= Daniel Tilenus =

German-French Protestant theologian

Daniel Tilenus (also Tilenius) (1563 – 1633) was a German-French Protestant theologian. Initially a Calvinist, he became a prominent and influential Arminian teaching at the Academy of Sedan. He was an open critic of the Synod of Dort of 1618-9.

==Background==
He was born in Silesia. Coming to France around 1590, he was naturalised by Henry IV.
Lord Herbert of Cherbury, who gave Tilenus his De Veritate, took his original name to be Tieleners.

==Controversies==
A divisive controversy with Pierre Du Moulin broke out in 1612. They had earlier, in 1601, been allies on the Huguenot side of a public disputation against the Catholic Jacques-Davy Duperron and others. Du Moulin's view was that the christological attitude of Tilenus endangered the doctrine of justification; the matter became a very public split among Huguenots.
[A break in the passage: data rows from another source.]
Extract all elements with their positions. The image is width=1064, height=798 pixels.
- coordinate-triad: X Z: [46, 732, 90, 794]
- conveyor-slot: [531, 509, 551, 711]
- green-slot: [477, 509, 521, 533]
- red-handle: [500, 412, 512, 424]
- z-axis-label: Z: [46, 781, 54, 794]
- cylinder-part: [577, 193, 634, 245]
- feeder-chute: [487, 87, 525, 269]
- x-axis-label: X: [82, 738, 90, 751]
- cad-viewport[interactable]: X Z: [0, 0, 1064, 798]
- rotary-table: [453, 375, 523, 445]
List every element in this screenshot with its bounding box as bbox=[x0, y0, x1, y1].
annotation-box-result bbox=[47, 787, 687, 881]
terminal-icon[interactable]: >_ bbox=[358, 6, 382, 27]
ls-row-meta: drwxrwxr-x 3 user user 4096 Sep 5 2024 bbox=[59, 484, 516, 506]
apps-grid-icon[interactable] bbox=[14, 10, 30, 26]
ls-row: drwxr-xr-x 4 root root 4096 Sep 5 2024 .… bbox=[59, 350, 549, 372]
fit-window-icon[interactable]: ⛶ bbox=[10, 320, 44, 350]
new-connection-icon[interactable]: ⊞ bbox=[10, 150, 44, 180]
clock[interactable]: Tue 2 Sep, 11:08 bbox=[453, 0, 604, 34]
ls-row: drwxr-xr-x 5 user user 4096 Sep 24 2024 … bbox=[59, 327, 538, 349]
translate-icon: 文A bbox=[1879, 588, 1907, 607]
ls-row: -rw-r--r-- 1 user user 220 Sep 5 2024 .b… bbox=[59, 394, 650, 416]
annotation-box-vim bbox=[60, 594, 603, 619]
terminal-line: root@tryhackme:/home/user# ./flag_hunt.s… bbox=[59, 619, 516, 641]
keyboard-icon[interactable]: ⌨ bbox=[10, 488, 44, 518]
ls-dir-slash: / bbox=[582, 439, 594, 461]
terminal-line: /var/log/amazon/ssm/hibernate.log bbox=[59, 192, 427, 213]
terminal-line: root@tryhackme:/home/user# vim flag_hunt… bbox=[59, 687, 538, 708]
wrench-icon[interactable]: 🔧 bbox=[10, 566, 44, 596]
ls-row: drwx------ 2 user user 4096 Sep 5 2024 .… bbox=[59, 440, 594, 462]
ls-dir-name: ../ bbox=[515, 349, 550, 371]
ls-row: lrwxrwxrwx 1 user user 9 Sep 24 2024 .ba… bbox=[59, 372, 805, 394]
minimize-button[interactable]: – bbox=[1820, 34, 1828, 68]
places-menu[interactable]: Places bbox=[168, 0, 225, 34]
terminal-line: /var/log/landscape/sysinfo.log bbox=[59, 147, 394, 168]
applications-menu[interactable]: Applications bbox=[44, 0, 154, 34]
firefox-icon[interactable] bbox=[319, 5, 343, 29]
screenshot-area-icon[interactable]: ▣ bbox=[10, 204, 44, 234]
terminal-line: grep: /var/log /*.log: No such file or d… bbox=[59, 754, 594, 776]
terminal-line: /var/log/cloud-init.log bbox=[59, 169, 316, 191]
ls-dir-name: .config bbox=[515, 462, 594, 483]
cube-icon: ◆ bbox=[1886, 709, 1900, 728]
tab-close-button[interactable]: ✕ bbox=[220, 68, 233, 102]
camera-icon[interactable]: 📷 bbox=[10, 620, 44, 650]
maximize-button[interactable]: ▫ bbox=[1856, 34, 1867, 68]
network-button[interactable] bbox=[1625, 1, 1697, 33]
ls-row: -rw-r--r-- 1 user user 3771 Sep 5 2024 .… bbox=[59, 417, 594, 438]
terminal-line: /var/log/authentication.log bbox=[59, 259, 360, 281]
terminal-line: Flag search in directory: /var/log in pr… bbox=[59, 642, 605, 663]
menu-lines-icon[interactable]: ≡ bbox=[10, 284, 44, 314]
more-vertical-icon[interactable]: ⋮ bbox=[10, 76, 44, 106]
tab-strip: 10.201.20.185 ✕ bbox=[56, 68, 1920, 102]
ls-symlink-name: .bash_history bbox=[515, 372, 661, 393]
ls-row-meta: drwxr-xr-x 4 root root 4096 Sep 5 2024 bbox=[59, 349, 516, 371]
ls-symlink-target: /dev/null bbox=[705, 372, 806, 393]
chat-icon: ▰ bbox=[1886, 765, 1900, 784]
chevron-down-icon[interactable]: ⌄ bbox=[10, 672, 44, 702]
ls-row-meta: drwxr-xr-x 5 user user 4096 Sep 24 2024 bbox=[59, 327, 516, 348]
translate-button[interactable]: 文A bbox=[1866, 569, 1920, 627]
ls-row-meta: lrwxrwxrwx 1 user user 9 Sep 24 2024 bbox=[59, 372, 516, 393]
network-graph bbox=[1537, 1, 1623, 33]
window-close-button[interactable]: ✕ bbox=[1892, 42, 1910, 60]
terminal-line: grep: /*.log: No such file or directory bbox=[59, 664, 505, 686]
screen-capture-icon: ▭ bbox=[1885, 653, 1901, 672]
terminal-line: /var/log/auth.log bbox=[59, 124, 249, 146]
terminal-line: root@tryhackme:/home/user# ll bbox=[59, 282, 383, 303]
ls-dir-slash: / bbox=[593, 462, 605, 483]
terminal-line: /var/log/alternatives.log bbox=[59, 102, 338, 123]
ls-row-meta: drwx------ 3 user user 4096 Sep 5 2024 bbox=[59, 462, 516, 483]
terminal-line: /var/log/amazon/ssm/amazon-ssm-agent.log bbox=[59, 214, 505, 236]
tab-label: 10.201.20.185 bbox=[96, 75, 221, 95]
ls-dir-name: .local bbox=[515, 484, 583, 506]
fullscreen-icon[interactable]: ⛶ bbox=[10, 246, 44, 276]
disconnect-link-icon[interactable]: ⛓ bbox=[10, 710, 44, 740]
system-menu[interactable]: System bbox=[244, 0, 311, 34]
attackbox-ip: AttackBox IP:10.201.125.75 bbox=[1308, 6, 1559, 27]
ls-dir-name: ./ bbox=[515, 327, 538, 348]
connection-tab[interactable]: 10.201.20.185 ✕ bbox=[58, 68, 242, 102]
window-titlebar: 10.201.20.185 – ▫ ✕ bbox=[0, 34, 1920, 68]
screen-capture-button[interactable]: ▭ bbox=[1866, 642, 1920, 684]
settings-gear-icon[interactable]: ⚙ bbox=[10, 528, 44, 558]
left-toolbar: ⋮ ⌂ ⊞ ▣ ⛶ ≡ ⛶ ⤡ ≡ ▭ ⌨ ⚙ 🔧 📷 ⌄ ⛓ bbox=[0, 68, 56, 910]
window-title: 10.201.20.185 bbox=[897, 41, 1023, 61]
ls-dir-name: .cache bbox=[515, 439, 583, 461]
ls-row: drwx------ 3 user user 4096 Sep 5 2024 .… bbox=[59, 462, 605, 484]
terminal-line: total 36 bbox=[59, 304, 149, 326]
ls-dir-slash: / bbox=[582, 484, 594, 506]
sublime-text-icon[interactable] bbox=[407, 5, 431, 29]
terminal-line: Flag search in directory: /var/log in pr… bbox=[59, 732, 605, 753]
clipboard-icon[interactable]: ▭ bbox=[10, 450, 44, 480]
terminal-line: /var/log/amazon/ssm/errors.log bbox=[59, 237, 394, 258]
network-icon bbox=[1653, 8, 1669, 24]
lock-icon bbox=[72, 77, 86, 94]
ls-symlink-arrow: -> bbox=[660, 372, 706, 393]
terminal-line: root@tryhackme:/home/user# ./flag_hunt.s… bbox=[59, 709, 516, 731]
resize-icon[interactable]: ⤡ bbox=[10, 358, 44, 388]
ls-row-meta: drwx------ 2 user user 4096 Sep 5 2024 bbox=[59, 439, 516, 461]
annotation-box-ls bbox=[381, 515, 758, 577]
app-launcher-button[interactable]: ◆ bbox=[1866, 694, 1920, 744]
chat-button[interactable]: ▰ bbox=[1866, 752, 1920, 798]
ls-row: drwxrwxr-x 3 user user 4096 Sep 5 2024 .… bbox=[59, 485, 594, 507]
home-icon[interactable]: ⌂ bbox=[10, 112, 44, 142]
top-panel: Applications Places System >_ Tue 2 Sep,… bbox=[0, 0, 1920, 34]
James I of England exerted himself to restore Protestant unity in France, working through the Huguenot aristocrats Henri de La Tour d'Auvergne, Duke of Bouillon and Philippe de Mornay, and also his own envoys David Home and Thomas Edmondes. The issue was patched up by 1615.

At Sedan Andrew Melville arrived in about 1612 from Scotland (via the Tower of London) and became a difficult colleague, sharing in the theology teaching. In April 1620 Tilenus set up, at L'Isle, near Orléans, a debate with John Cameron, on the conclusions at Dort. Cameron published his version as Amica collatio de gratia et voluntatis humanae concursu in vocatione (1622).

==Later life==
Later in 1620, Tilenus was finally forced out from Sedan by general hostility. He was on friendly terms with Hugo Grotius; they shared a house in 1622/3 in the Rue de Condé, Paris. He was also close to the philosopher Walter Donaldson.

Tilenus went to England; there he published against presbyterianism. in Paraenesis ad Scotos Genevensis disciplinae zelotas. He was pursued by a personal attack by James Sempill, a friend of Melville. David Calderwood in his Altare Damascenum (1623) attacked Tilenus; Gisbertus Voetius also attacked Tilenus, and was noted by Grotius.